In it, Crump gives the names of many of the people who were present when the call was recorded but not all. His affidavit says he had earlier disclosed a complete list of those present to defense attorneys.
His affidavit also offers an explanation about why the quality of the recording was so poor.
The young woman was not in the room; she was on the other end of a cell phone call; she was on "speaker phone"; and Crump had a bad connection and kept switching cell phones, according to his affidavit.
Crump attorney Bruce Blackwell said on Feb. 5 that he would not produce Crump for a deposition without a court order.

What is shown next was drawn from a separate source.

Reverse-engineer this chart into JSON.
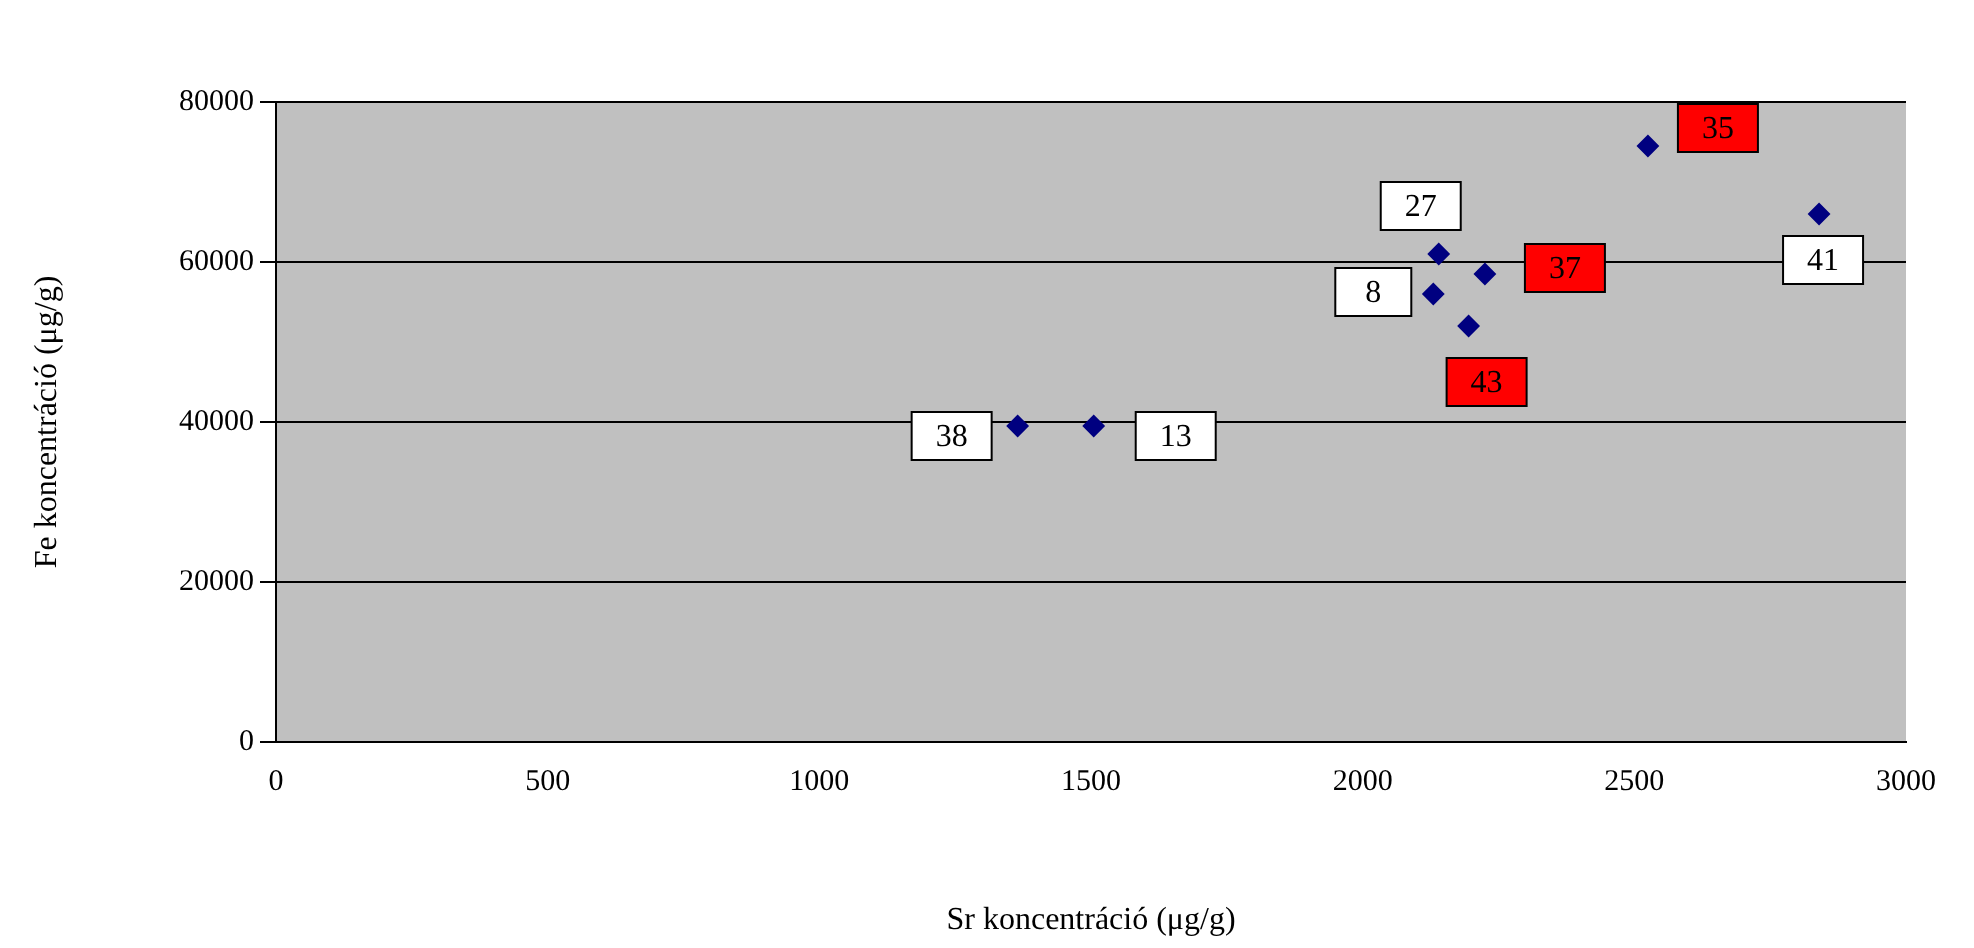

Yesterday, West filed a motion, asking for that order.
"Mr. Crump's lengthy and often detailed affidavit illustrates that Mr. Crump does have information relevant to the offense charged and is therefore subject to the rule governing depositions of unlisted witnesses," West wrote.
Since her Oct. 19 order, prosecutors have provided Zimmerman's attorneys with a new, more audible version of that recording, although, they complain the words are still hard to make out.
The 18-year-old woman at the center of dispute was interviewed by Assistant State Attorney Bernie de la Rionda April 2 in Jacksonville and gave him the same general account as she told Crump.
Trayvon is the unarmed black 17-year-old killed by Zimmerman, a 29-year-old Neighborhood Watch volunteer, in Sanford Feb. 26.
He is awaiting trial on a charge of second-degree murder. He says he acted in self-defense.
A neighbor called 911 a few seconds before the shooting, and a voice can be heard in the background screaming for help.
Trayvon's mother told authorities that the voice was Trayvon's. Zimmerman says it is him.
In another case development, Zimmerman's attorneys have asked the judge to issue subpoenas to Trayvon's parents, brother and cousin for all recordings they have of Trayvon's voice from 2010, '11 and '12.
They filed a similar request Monday for recordings in the possession of the young Miami woman, identified in court records as "witness 8."